Читаем Самарская вольница полностью

— Ты беги… к Усе, беги… Там надежнее, чем… тут, — Назарка попытался сделать глубокий вдох, чтобы как-то ввести сбившееся дыхание в ритм, но поперхнулся воздухом. Испугавшись, поспешно сам себя накрыл влажной шапкой, кашлянул раз, другой, медленно успокаивая нечаянный приступ.

— Не выдумывай, Назарка, вместе побежим, — успокоил товарища стрелецкий голова. Через минуту, сделав все же несколько глубоких вдохов, Назарка через силу улыбнулся, стараясь потише, проговорил:

— Говорила мне… женка: «Ешь поменьше… Куда как в поясе отяжелел». Ан не слушался умной бабы… Балагурил… конь, дескать, еще дюжит меня… так отчего не съесть лишку из чугуна альбо телячью ногу… Как беременной бабе не быть в кумах,[121] тако же… и стрельцу не с руки быть чревом тяжким до неразумности… Ха-ха! Ох, спинушка негнучая… — Назарка сделал попытку подняться на полуватных еще ногах. — Ползти, что ли? Хоть как-то, да двигаться…

Стрелецкий голова остановил его, так же потихоньку ответил на его сетования:

— Лежи, лежи. И мне роздых нужен!

Минут пять лежали под кустами, вытянув ноги и успокаивая дыхание, наблюдая, как высоко-высоко парил с распластанными крыльями страж степи — серый стервятник.

— Вот теперь пошли! — Тимофей Давыдов тронул Назарку за плечо. Поднялись, стараясь не шуметь и не трещать ветками, снова побежали вдоль суходола.

Наконец перед ними встал лес, густо заплетенный молодняком, дикой малиной, в рост человека травой, похожей на крапиву, и беглецы с облегчением нырнули в эту полутьму и в спасительную прохладу. Внизу, совсем рядом, текла Уса, проворная, говорливая, если на ее пути встречались прибрежные камни или завалившееся дерево. Тимофей Давыдов неожиданно остановился, и Назарка едва не ткнулся ему в спину.

— Гляди… казаки! Вона, правее нас! — приседая, прошептал Тимофей Давыдов и рукой придавил вниз пятидесятника, чтобы не мешкал и присел в заросли папоротника.
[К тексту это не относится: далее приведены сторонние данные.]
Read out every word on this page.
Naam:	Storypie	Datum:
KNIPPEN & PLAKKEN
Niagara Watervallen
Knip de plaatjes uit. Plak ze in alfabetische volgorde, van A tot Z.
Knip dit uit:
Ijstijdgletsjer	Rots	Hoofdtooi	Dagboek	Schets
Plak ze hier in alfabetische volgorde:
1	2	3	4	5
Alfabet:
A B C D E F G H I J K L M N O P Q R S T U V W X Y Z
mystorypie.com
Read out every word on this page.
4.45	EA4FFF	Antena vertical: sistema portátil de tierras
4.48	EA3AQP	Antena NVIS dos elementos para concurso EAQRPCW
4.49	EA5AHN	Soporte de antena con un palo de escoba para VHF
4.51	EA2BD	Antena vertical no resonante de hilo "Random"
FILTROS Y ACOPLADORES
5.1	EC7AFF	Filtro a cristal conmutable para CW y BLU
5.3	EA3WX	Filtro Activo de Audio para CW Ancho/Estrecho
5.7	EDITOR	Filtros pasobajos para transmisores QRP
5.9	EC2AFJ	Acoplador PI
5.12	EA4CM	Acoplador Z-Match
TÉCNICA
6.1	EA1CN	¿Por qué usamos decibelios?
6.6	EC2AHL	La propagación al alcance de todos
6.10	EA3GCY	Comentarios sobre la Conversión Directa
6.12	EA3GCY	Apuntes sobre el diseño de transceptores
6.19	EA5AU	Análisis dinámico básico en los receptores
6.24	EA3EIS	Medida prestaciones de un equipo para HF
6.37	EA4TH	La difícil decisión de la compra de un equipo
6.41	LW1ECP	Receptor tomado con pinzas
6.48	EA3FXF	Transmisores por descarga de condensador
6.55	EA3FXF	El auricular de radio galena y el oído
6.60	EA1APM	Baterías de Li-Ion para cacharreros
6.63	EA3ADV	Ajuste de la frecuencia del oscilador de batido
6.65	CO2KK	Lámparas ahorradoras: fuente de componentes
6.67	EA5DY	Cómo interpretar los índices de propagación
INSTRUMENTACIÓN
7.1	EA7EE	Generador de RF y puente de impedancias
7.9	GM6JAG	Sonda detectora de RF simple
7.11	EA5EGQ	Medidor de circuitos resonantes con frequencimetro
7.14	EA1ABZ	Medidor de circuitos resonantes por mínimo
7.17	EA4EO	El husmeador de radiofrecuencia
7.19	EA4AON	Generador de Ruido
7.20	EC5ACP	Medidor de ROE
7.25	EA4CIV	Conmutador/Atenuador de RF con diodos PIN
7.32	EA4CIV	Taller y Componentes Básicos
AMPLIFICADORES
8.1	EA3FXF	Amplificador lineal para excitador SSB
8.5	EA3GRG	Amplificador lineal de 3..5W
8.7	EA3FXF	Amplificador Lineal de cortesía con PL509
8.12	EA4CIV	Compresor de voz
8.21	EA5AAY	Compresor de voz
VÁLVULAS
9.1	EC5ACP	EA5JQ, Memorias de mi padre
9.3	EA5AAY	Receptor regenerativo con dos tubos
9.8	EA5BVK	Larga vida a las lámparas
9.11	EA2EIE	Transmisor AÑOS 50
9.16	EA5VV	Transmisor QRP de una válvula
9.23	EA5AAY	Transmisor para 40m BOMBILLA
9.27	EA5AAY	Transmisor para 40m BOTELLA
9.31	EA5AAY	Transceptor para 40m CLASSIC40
Ближе к тому месту, где кончалась переволока и где берег плавно спускался к воде, табунилось около десятка казаков. Там же носами на песке приткнулись несколько челнов. Перед казаками со снятой шапкой мялся мужик и что-то горячо доказывал, размахивая рукой то в сторону переволоки, то на свои челны.

Тимофей Давыдов понял: казаки допытываются, не бежал ли кто по Усе на челне, а мужик им толкует — вот, глядите, пять кольев вбито, и все пять челнов на цепях привязаны, стало быть, никто не сплыл вниз.

«Что они предпримут? — гадал про себя стрелецкий голова. — Уйдут? Или караул у челнов оставят? Но ведь не могут же они тут сидеть долго, отряд ждет на Волге, к Самаре плыть надо им».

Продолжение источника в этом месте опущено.